Über Zahlen wird selten offen geredet – und trotzdem weiß jeder, worum es ungefähr geht: Für Berufsanfänger bewegt sich das Einstiegsgehalt meist zwischen 3.000 € und 3.400 €, mit ein paar Jahren Erfahrung lassen sich (je nach Betrieb und Spezialisierungsgrad) durchaus 3.600 € bis 4.400 € erzielen. Klingt solide – ist es auch, wenn man die Arbeitszeiten und die zum Teil nicht unerheblichen Belastungen in die Gleichung aufnimmt. Wer sich an Nachtschichten oder Schraubenschlüssel-Finger nicht stört, wird damit leben können. Aber Vorsicht: Die Digitalisierung macht auch vor diesem Beruf nicht halt. Immer mehr Prozesse wandern digital ins Büro oder gar nach Hause. Was als flexible Lösung verkauft wird, ist manchmal einfach nur verschleierter Druck, immer und überall „auf Linie“ zu sein.
Einmal hatte ich den Auftrag, eine dünnwandige Alulegierung aus dem Labor- in den Produktionsmaßstab zu heben. Ergebnis: Zwei Wochen voller Fehlversuche, eine halbe Million verbrannt – und plötzlich eine zündende Idee vom Azubi, der eigentlich nur über die Reinigung gestolpert war. Was das zeigen soll? Gießereiingenieure brauchen Toleranz gegenüber Scheitern, offene Ohren und gelegentlich die Fähigkeit, aus der Not eine Tugend zu machen. Gerade in Halle mit seinem Sammelsurium unterschiedlichster Betriebe – von großen Gusswerken bis hin zu verschrobenen Spezialanbietern – wird niemand zum Einzelkämpfer, der überleben will. Manchmal ist es der kurze Flurfunk mit der Gießerin aus dem Nachbarbereich, der eine festgefahrene Situation löst.
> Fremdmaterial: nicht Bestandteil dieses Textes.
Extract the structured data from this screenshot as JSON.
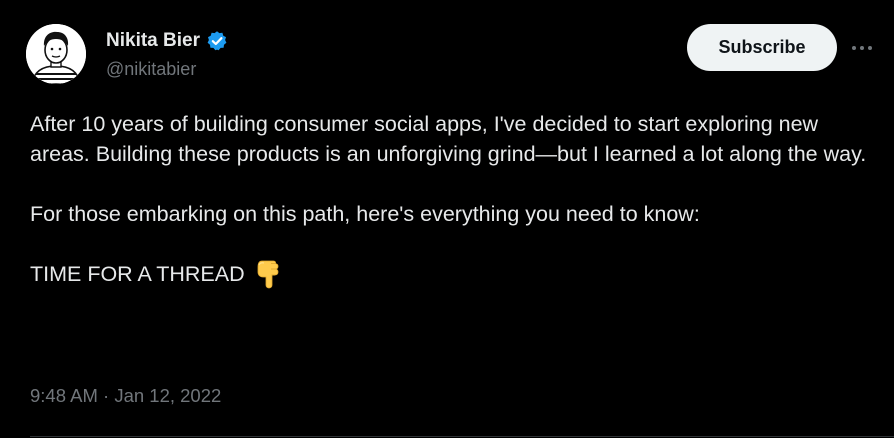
{
  "author": {
    "name": "Nikita Bier",
    "handle": "@nikitabier",
    "verified": true,
    "verified_color": "#1d9bf0"
  },
  "header": {
    "subscribe_label": "Subscribe",
    "more_icon": "more-horizontal-icon"
  },
  "tweet": {
    "paragraph_1": "After 10 years of building consumer social apps, I've decided to start exploring new areas. Building these products is an unforgiving grind—but I learned a lot along the way.",
    "paragraph_2": "For those embarking on this path, here's everything you need to know:",
    "paragraph_3": "TIME FOR A THREAD",
    "emoji_icon": "backhand-index-pointing-down-icon"
  },
  "meta": {
    "timestamp": "9:48 AM · Jan 12, 2022"
  },
  "colors": {
    "background": "#000000",
    "text": "#e7e9ea",
    "secondary_text": "#71767b",
    "button_bg": "#eff3f4",
    "button_text": "#0f1419",
    "divider": "#2f3336"
  }
}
Ob nun Traditionsbewusster, Tüftler oder Visionär – der Beruf des Gießereiingenieurs ist in Halle alles, nur nicht stromlinienförmig. Technologischer Wandel, Fachkräftemangel und strukturelle Eigenwilligkeiten der Region sorgen für Dynamik. Sicher: Frühaufsteher-Bonus und eine gewisse Unempfindlichkeit gegen Staub werden nach wie vor verlangt. Aber für alle, die Lust haben, historische Technik mit moderner Simulation und digitalem Zwischenspeicher aufzumischen, ist Halle ein eigenartiger, aber spannender Schauplatz. Kein Job wie jeder andere, eher ein manchmal störrischer Begleiter – wenn einen das nicht abschreckt, dann lohnt sich der Blick hinter die Werkshallenfassade.